Ironiquement, la réaction de la droite contre l’ESG démontre que les cadres d’investissement ne sont pas en dehors de cette politique. Le climat et d’autres politiques sont de plus en plus dirigés par des cadres d’investissement. Les républicains qui cherchent à interdire l’investissement ESG ne participent pas moins à la politique risquée de valorisation que l’activiste du désinvestissement dans les combustibles fossiles visant à faire des « actifs bloqués » une prophétie auto-réalisatrice. Tous deux construisent activement le risque financier comme champ de bataille politique du changement climatique : le premier risque vert ; ce dernier risque le charbon.

C’est dans ce contexte qu’il faut comprendre la montée en puissance des fonds dits « anti-ESG », qui prétendent offrir une option d’investissement apolitique.
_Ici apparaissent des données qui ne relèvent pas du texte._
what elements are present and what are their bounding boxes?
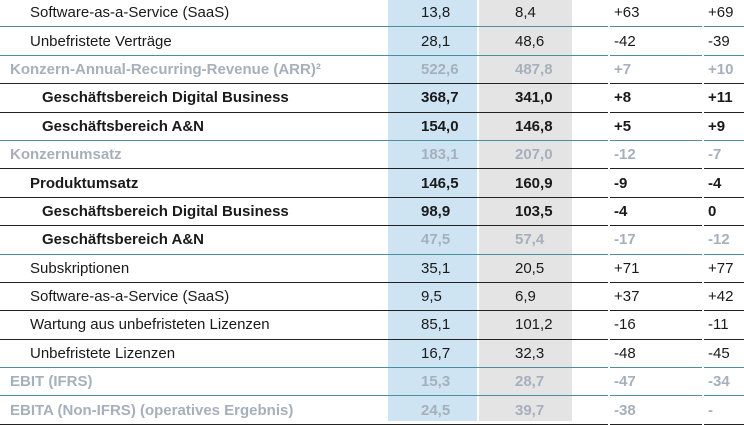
change-percent: +63 xyxy=(608,0,703,28)
row-label: Wartung aus unbefristeten Lizenzen xyxy=(0,310,418,340)
change-percent-fx-adjusted: +42 xyxy=(702,282,744,312)
current-value: 154,0 xyxy=(418,112,512,141)
change-percent-fx-adjusted: -12 xyxy=(702,225,744,255)
change-percent-fx-adjusted: - xyxy=(702,395,744,425)
prior-value: 28,7 xyxy=(512,367,609,397)
table-row: Software-as-a-Service (SaaS) 9,5 6,9 +37 +42 xyxy=(0,282,744,312)
change-percent: -42 xyxy=(608,26,703,56)
change-percent-fx-adjusted: +10 xyxy=(702,55,744,85)
change-percent-fx-adjusted: 0 xyxy=(702,197,744,227)
current-value: 146,5 xyxy=(418,168,512,198)
prior-value: 103,5 xyxy=(512,197,609,227)
current-value: 183,1 xyxy=(418,140,512,170)
row-label: Konzernumsatz xyxy=(0,140,418,170)
table-row: Geschäftsbereich Digital Business 98,9 103… xyxy=(0,197,744,227)
current-value: 24,5 xyxy=(418,395,512,425)
change-percent-fx-adjusted: -34 xyxy=(702,367,744,397)
current-value: 35,1 xyxy=(418,254,512,283)
change-percent: -16 xyxy=(608,310,703,340)
table-row: Produktumsatz 146,5 160,9 -9 -4 xyxy=(0,168,744,198)
change-percent-fx-adjusted: -11 xyxy=(702,310,744,340)
change-percent: +7 xyxy=(608,55,703,85)
prior-value: 32,3 xyxy=(512,339,609,369)
change-percent: -4 xyxy=(608,197,703,227)
prior-value: 487,8 xyxy=(512,55,609,85)
prior-value: 160,9 xyxy=(512,168,609,198)
table-row: EBIT (IFRS) 15,3 28,7 -47 -34 xyxy=(0,367,744,397)
row-label: Geschäftsbereich Digital Business xyxy=(0,197,418,227)
prior-value: 39,7 xyxy=(512,395,609,425)
current-value: 13,8 xyxy=(418,0,512,28)
prior-value: 6,9 xyxy=(512,282,609,312)
row-label: Software-as-a-Service (SaaS) xyxy=(0,282,418,312)
row-label: EBIT (IFRS) xyxy=(0,367,418,397)
current-value: 9,5 xyxy=(418,282,512,312)
change-percent: +71 xyxy=(608,254,703,283)
current-value: 522,6 xyxy=(418,55,512,85)
prior-value: 146,8 xyxy=(512,112,609,141)
change-percent-fx-adjusted: +9 xyxy=(702,112,744,141)
row-label: Unbefristete Lizenzen xyxy=(0,339,418,369)
table-row: Geschäftsbereich A&N 154,0 146,8 +5 +9 xyxy=(0,112,744,141)
row-label: EBITA (Non-IFRS) (operatives Ergebnis) xyxy=(0,395,418,425)
current-value: 85,1 xyxy=(418,310,512,340)
current-value: 16,7 xyxy=(418,339,512,369)
row-label: Unbefristete Verträge xyxy=(0,26,418,56)
prior-value: 57,4 xyxy=(512,225,609,255)
prior-value: 8,4 xyxy=(512,0,609,28)
row-label: Geschäftsbereich A&N xyxy=(0,112,418,141)
change-percent: -38 xyxy=(608,395,703,425)
table-row: Wartung aus unbefristeten Lizenzen 85,1 10… xyxy=(0,310,744,340)
row-label: Software-as-a-Service (SaaS) xyxy=(0,0,418,28)
table-row: EBITA (Non-IFRS) (operatives Ergebnis) 24… xyxy=(0,395,744,425)
change-percent-fx-adjusted: -39 xyxy=(702,26,744,56)
prior-value: 48,6 xyxy=(512,26,609,56)
table-row: Unbefristete Verträge 28,1 48,6 -42 -39 xyxy=(0,26,744,56)
change-percent: +5 xyxy=(608,112,703,141)
current-value: 15,3 xyxy=(418,367,512,397)
table-row: Geschäftsbereich Digital Business 368,7 34… xyxy=(0,83,744,113)
row-label: Geschäftsbereich Digital Business xyxy=(0,83,418,113)
prior-value: 20,5 xyxy=(512,254,609,283)
change-percent: -17 xyxy=(608,225,703,255)
current-value: 368,7 xyxy=(418,83,512,113)
change-percent-fx-adjusted: +69 xyxy=(702,0,744,28)
table-row: Geschäftsbereich A&N 47,5 57,4 -17 -12 xyxy=(0,225,744,255)
change-percent-fx-adjusted: +11 xyxy=(702,83,744,113)
prior-value: 101,2 xyxy=(512,310,609,340)
row-label: Geschäftsbereich A&N xyxy=(0,225,418,255)
table-row: Konzernumsatz 183,1 207,0 -12 -7 xyxy=(0,140,744,170)
row-label: Konzern-Annual-Recurring-Revenue (ARR)² xyxy=(0,55,418,85)
table-row: Konzern-Annual-Recurring-Revenue (ARR)² 5… xyxy=(0,55,744,85)
current-value: 47,5 xyxy=(418,225,512,255)
current-value: 98,9 xyxy=(418,197,512,227)
row-label: Subskriptionen xyxy=(0,254,418,283)
row-label: Produktumsatz xyxy=(0,168,418,198)
prior-value: 341,0 xyxy=(512,83,609,113)
table-row: Software-as-a-Service (SaaS) 13,8 8,4 +63 +6… xyxy=(0,0,744,28)
table-row: Subskriptionen 35,1 20,5 +71 +77 xyxy=(0,254,744,283)
change-percent: +37 xyxy=(608,282,703,312)
change-percent-fx-adjusted: -4 xyxy=(702,168,744,198)
change-percent-fx-adjusted: +77 xyxy=(702,254,744,283)
prior-value: 207,0 xyxy=(512,140,609,170)
change-percent-fx-adjusted: -45 xyxy=(702,339,744,369)
change-percent: -48 xyxy=(608,339,703,369)
change-percent: -12 xyxy=(608,140,703,170)
change-percent-fx-adjusted: -7 xyxy=(702,140,744,170)
change-percent: +8 xyxy=(608,83,703,113)
current-value: 28,1 xyxy=(418,26,512,56)
change-percent: -47 xyxy=(608,367,703,397)
change-percent: -9 xyxy=(608,168,703,198)
table-row: Unbefristete Lizenzen 16,7 32,3 -48 -45 xyxy=(0,339,744,369)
Par exemple, le militant anti-ESG Vivek Ramaswamy, de Strive Asset Management, a créé un ETF américain sur l’énergie qui, selon lui, a « le seul intérêt de maximiser la valeur des comptes d’investissement de nos clients, sans motivation mixte pour faire également avancer un objectif social ». .” Pourtant, comme l’indique clairement le ticker créatif de ce fonds (DRLL) et d’autres fonds similaires (tels que les ETF MAGA et LYFE), ils offrent, dans la pratique, une stratégie d’investissement ESG alternative.

Les gestionnaires d’actifs lucides intégreront la politique émergente de l’ESG dans leurs valorisations, en pesant la monnaie politique du contrecoup ESG par rapport à d’autres mesures politiques, telles que les efforts visant à appliquer des mesures ESG communes pour empêcher le greenwashing. S’ils tenteront sans aucun doute de maximiser les rendements pour leurs clients, ils joueront également leur rôle dans la politique du risque ESG.